O sistema imunitário é uma espécie de polícia do nosso organismo. Os glóbulos brancos circulam no nosso sangue e, quando detectam uma ameaça, activam-se e destroem-na. Essa ameaça é identificada através duma coisa chamada antigénio, que é, no fundo, um pedaço do agente (seja um vírus, seja uma bactéria, seja mesmo uma célula cancerígena da própria pessoa); e o sistema imunitário detecta esse antigénio como estranho. Quando um antigénio é detectado pela primeira vez, dá-se aquilo que se chama resposta imunitária primária, que é mais fraca, mas cria-se memória imunitária. Essa memória imunitária é como que o sistema imunitário lembrar-se daquele agente e guardar as ferramentas para o destruir prontas a usar. Assim, na vez seguinte que o sistema imunitário detecta os mesmos antigénios, dá-se a resposta imunitária secundária, que é muito mais forte e rápida e é por isso que se diz que a pessoa está imune. Perante a resposta primária, demora mais tempo a eliminar o agente infeccioso e isso leva ao desenvolvimento da doença, mas, perante a resposta secundária, o agente infeccioso já não tem tempo de fazer farinha e a pessoa nem nota que foi infectada.
O papel das vacinas é apresentar esse antigénio ao sistema imunitário, sem causar a doença, de modo que o sistema imunitário o identifique e guarde na memória e, assim, se ocorrer a infecção, passamos directamente à resposta imunitária secundária e não ficamos doentes.
Perceber isto do antigénio é muito importante, para se perceber o que acontece à eficácia das vacinas perante novas variantes. Como eu disse, o sistema imunitário é a polícia do nosso organismo. Se o coronavírus for um carro, a vacina pode ser vista como um relatório com a marca, o modelo e a cor do carro. Ou seja, a vacina diz ao sistema imunitário: cuidado com um Opel Corsa branco. Se o coronavírus mudar de pneus, ou seja, aparecer uma nova variante, isso não altera a marca, nem o modelo, nem a cor do carro e o sistema imunitário continua a ser capaz de o detectar. A vacina não perde eficácia. Porém, se a variante pintar o carro de vermelho, então o sistema imunitário já não o reconhece e a vacina perde eficácia.

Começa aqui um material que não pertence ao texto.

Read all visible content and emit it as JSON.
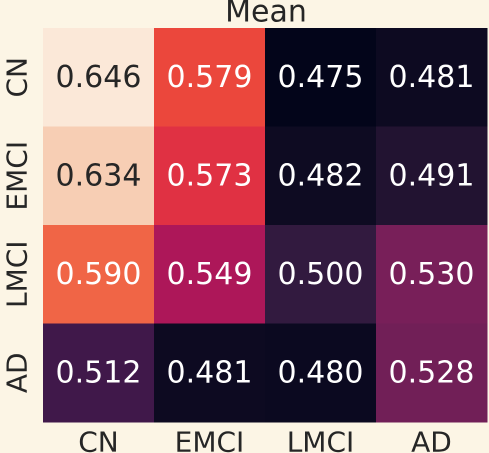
{
  "chart_data": {
    "type": "heatmap",
    "title": "Mean",
    "x_categories": [
      "CN",
      "EMCI",
      "LMCI",
      "AD"
    ],
    "y_categories": [
      "CN",
      "EMCI",
      "LMCI",
      "AD"
    ],
    "values": [
      [
        0.646,
        0.579,
        0.475,
        0.481
      ],
      [
        0.634,
        0.573,
        0.482,
        0.491
      ],
      [
        0.59,
        0.549,
        0.5,
        0.53
      ],
      [
        0.512,
        0.481,
        0.48,
        0.528
      ]
    ],
    "labels": [
      [
        "0.646",
        "0.579",
        "0.475",
        "0.481"
      ],
      [
        "0.634",
        "0.573",
        "0.482",
        "0.491"
      ],
      [
        "0.590",
        "0.549",
        "0.500",
        "0.530"
      ],
      [
        "0.512",
        "0.481",
        "0.480",
        "0.528"
      ]
    ],
    "colors": [
      [
        "#fbe8d8",
        "#eb473c",
        "#03051a",
        "#0d0a21"
      ],
      [
        "#f7ceb4",
        "#e03143",
        "#0e0b22",
        "#221331"
      ],
      [
        "#f06546",
        "#ad1759",
        "#321a3f",
        "#781f59"
      ],
      [
        "#40184a",
        "#0d0a21",
        "#0b0920",
        "#711f57"
      ]
    ],
    "text_colors": [
      [
        "#262626",
        "#ffffff",
        "#ffffff",
        "#ffffff"
      ],
      [
        "#262626",
        "#ffffff",
        "#ffffff",
        "#ffffff"
      ],
      [
        "#ffffff",
        "#ffffff",
        "#ffffff",
        "#ffffff"
      ],
      [
        "#ffffff",
        "#ffffff",
        "#ffffff",
        "#ffffff"
      ]
    ],
    "colormap": "rocket",
    "background": "#fcf5e5",
    "grid": false,
    "legend": "none"
  }
}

Claro que, na realidade, isto é um pouco mais complexo do que o exemplo que acabei de dar, mas creio que dá para perceber por que as variantes do coronavírus significam coisas diferentes para vacinas diferentes: tudo depende do antigénio introduzido em cada vacina e do local onde a nova variante difere e da dimensão dessa diferença. Daí que, das notícias que se conhecem, as vacinas existentes sejam globalmente eficazes contra a variante inglesa e globalmente menos eficazes contra a variante sul-africana.
Apenas o futuro dirá quem ganhará esta corrida: nós ou o coronavírus. Mas uma coisa é certa: mesmo com vacinas, lavar as mãos, usar máscara e manter o distanciamento continuam a ser as melhores armas que temos contra o coronavírus.